Petit retour en arrière pour les néophytes : Navarre est né aux alentours de 1450 (si, si !) mais sa transformation en vampire a fait de lui un être quasi immortel, qui parcourt le monde, succombe avec délice aux appels de la chair – de toutes les chairs – se révèle irrévérencieux au possible, capable d’amour sincère et profond mais la rage au cœur quand on s’attaque aux plus faibles. Si elle n’est pas absolument indispensable, je conseille toutefois vivement la lecture de la trilogie « Testament » : L’héritière, Alouettes et Humain·es, trop humain·es avant de plonger dans ce rêve-ci.

Un rêve qui prend d’entrée le lecteur à contre-pied : qui dit vampire dit atmosphère victorienne, fantastique urbain... pas space opera ! Et bien si, ce sera aventures spatiales pour Navarre, étoiles, vaisseaux et comète au programme.

Trois textes, trois ambiances, l’adage se révèle fort judicieux dans ce cas précis. Dans La fontaine aux serpents, une politicienne est victime d’une tentative d’assassinat dans une station spatiale dédiée aux plaisirs en tout genre, où la loi de l’argent fait rage. Notre vampire est engagé pour identifier le tueur, mais ce sera surtout l’occasion pour lui d’entrer en contact avec une divinité aborigène et de faire la connaissance de celle qui deviendra sa fille adoptive, Eugénie, une gamine muette et meurtrière à tendance psychopathe. C’est elle que nous suivons dans Un géranium au balcon alors que des Yakusas ont décidé de l’utiliser pour atteindre Navarre. Eugénie se retrouve affublée d’une compagne symbiotique, Fuchsia, une plante (?) pensante. Le ton est franchement drôle et c’est un pur régal de découvrir Navarre par leurs yeux. Space vampire must die change radicalement de registre. Entre références pop culture à gogo (mais ne paniquez pas, les rater ne gâche en rien le plaisir), hommage à la littérature et à la poésie, ambiance sous acide, écriture ciselée qui mélange allégrement les registres de langue, délires du héros mourant (ou pas...), nous accompagnons Navarre, qui semble parfois prêt à lâcher la rampe, mais qui s’accroche toujours, amoureux de sa non-vie et de la liberté, anarchiste sans le mot, raffiné jusque dans les moments les plus trash.
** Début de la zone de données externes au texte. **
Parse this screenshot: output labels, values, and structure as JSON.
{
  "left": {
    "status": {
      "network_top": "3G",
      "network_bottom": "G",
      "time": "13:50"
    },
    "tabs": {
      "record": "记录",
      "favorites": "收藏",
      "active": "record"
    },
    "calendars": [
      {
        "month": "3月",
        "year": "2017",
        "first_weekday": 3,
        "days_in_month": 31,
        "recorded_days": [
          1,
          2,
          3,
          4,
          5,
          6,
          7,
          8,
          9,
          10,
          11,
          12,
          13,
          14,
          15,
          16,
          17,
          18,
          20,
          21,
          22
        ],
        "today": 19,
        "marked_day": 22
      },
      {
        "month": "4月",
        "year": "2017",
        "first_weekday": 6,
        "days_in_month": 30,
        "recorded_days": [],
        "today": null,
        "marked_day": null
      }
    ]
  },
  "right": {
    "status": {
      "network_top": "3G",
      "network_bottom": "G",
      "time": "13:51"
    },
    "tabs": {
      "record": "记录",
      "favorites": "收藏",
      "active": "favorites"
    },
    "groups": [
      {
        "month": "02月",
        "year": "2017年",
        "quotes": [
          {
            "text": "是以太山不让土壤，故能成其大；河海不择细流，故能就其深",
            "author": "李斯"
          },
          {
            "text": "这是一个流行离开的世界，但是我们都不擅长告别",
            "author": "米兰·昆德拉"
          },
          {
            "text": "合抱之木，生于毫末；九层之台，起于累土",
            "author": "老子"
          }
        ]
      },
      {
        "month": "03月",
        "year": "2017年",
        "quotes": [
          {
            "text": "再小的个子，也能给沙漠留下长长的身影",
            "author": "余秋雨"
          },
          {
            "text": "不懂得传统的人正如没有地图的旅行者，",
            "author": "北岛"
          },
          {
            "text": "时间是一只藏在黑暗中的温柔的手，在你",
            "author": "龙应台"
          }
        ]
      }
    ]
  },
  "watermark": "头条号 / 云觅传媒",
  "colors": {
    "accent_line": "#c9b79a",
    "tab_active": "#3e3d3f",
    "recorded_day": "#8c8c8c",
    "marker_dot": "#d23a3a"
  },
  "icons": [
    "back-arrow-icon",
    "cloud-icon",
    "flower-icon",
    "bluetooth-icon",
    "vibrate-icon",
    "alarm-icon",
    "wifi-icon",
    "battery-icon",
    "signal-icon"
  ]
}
L’ensemble est parsemé de réparties pleines d’humour, de saillies au cynisme assumé, sous lesquelles se cache une profonde humanité, pas encore tout à fait désespérée, rageuse et combative !

Et parce que Jeanne A. Debats ne recule devant rien et fait confiance à son lectorat, le recueil s’achève sur un long poème façon bateau ivre...

Enfin, si, comme nous, vous ne lisez habituellement pas les préfaces, dérogez absolument à votre règle cette fois-ci : les mots de l’autrice, également préfacière, qui partage avec Navarre l’amour de la vérité et de la liberté, les convictions et les contradictions d’une personne entière, le goût des combats et de l’ironie, m’ont prise aux tripes. Parce que nous y entendons aussi le désir de changer les choses, si peu que ce soit, pour que ce monde soit meilleur – un peu moins pire !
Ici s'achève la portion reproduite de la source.